Sharpening and blurring

Sharpening a photo is the opposite of blurring and both can be done on a computer. A sharpened photo looks like it has more detail, but too much sharpening make it look grainy. This is a term borrowed from conventional photography when you could see clumps of silver halide grains in the prints. However with digital photography if you can see the individual pixels it is called noise and if it is really obvious it is pixelation. You may have seen the occasional pixelation of your TV screen.

Sharpening is needed because digital cameras are not perfect and there will be a little blurring with each photo. However a badly out of focus photo cannot be rescued by the computer.
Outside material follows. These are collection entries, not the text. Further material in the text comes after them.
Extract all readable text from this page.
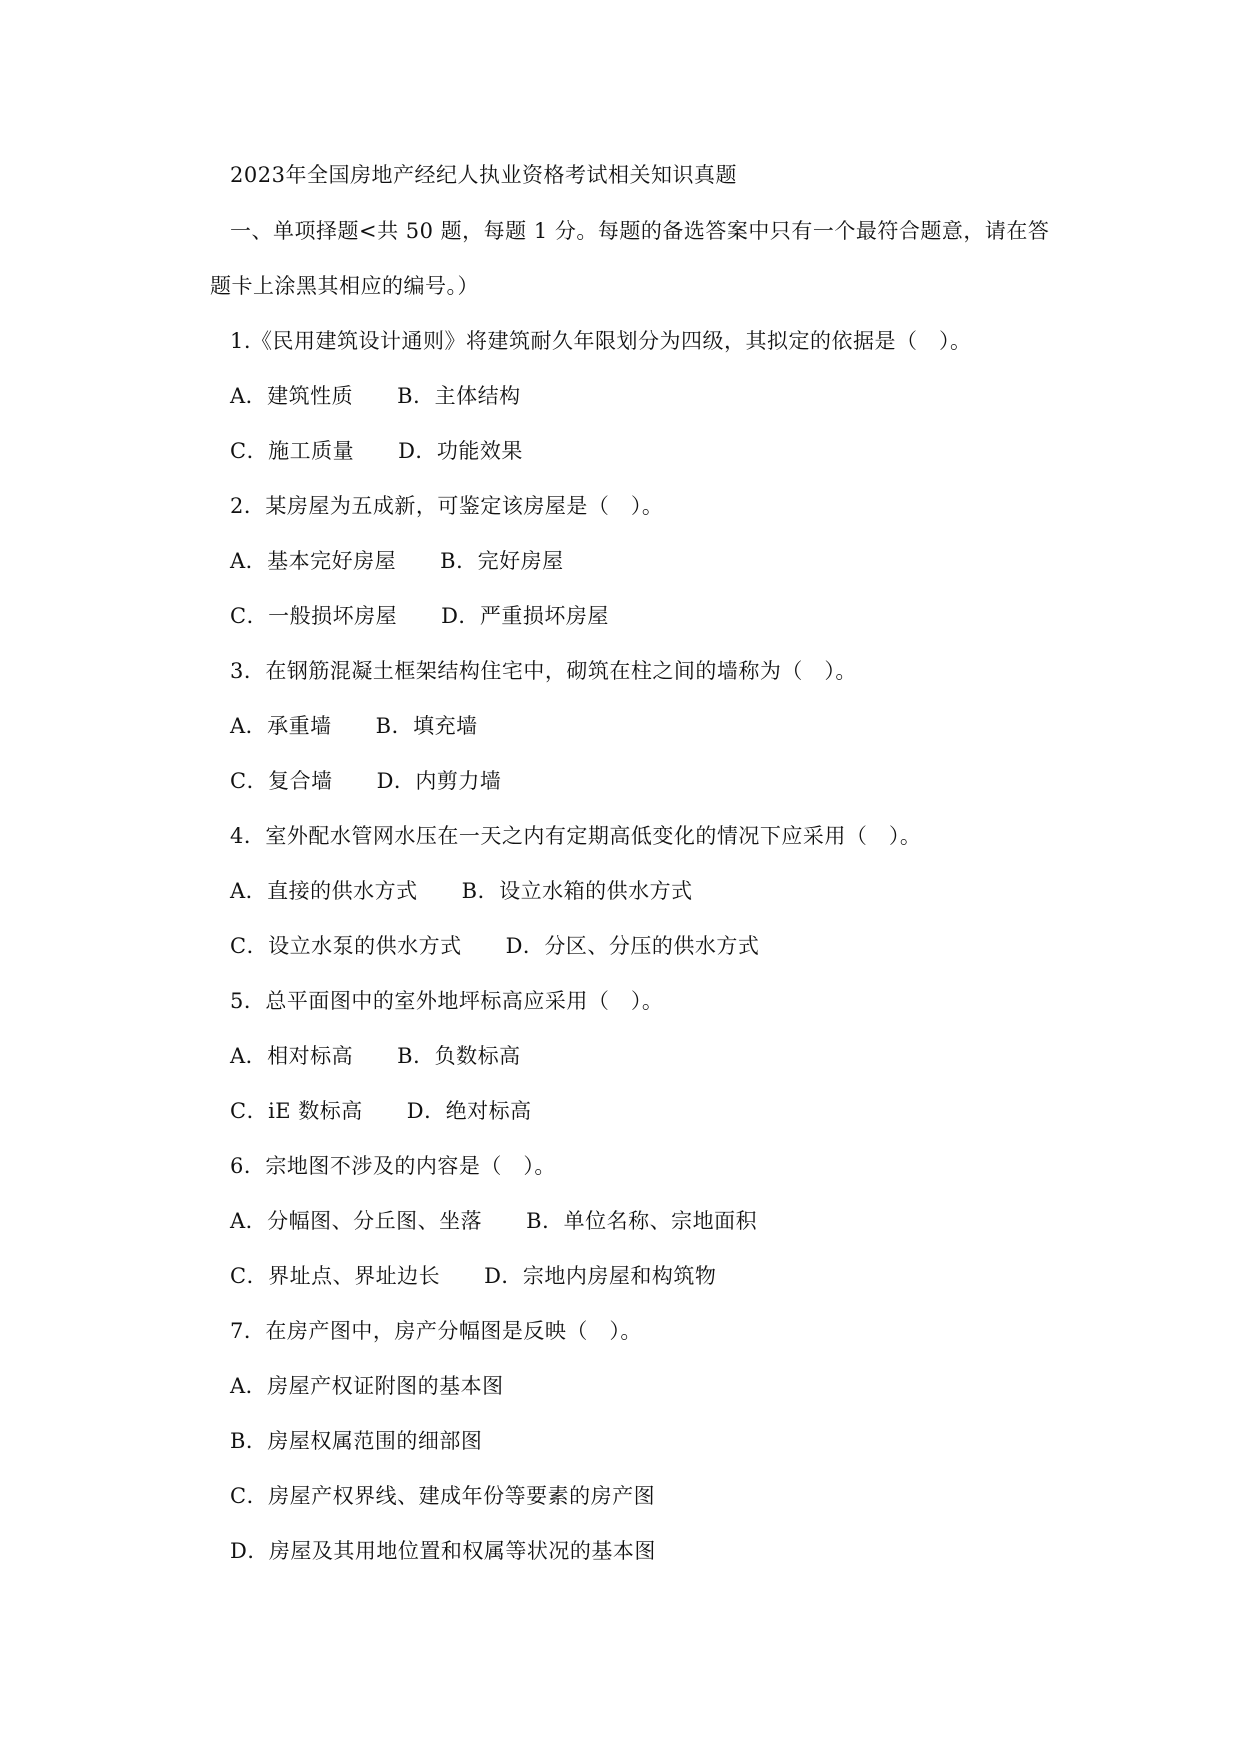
2023年全国房地产经纪人执业资格考试相关知识真题
一、单项择题<共 50 题，每题 1 分。每题的备选答案中只有一个最符合题意，请在答
题卡上涂黑其相应的编号。）
1.《民用建筑设计通则》将建筑耐久年限划分为四级，其拟定的依据是（　）。
A．建筑性质 B．主体结构
C．施工质量 D．功能效果
2．某房屋为五成新，可鉴定该房屋是（　）。
A．基本完好房屋 B．完好房屋
C．一般损坏房屋 D．严重损坏房屋
3．在钢筋混凝土框架结构住宅中，砌筑在柱之间的墙称为（　）。
A．承重墙 B．填充墙
C．复合墙 D．内剪力墙
4．室外配水管网水压在一天之内有定期高低变化的情况下应采用（　）。
A．直接的供水方式 B．设立水箱的供水方式
C．设立水泵的供水方式 D．分区、分压的供水方式
5．总平面图中的室外地坪标高应采用（　）。
A．相对标高 B．负数标高
C．iE 数标高 D．绝对标高
6．宗地图不涉及的内容是（　）。
A．分幅图、分丘图、坐落 B．单位名称、宗地面积
C．界址点、界址边长 D．宗地内房屋和构筑物
7．在房产图中，房产分幅图是反映（　）。
A．房屋产权证附图的基本图
B．房屋权属范围的细部图
C．房屋产权界线、建成年份等要素的房产图
D．房屋及其用地位置和权属等状况的基本图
The opposite of sharpening is blurring. Soft focus photos are those which allow some blurring but there is still some sharpness about them. This blurring means that you don't see skin imperfections and is often used for portraits. However there are lots of other techniques that get rid of blemishes and don't cause blurring but I'll write about these at a later date.

I remember seeing a film which I think was from the 60s in which a photo was enlarged and enlarged again so that the date on a newspaper could be seen. This technique was possible with an expensive photographic studio and state of the art equipment. Now anyone can replicate this technique with a home computer. Just keep enlarging the photo but if you really want to see that date then sharpening may come in useful.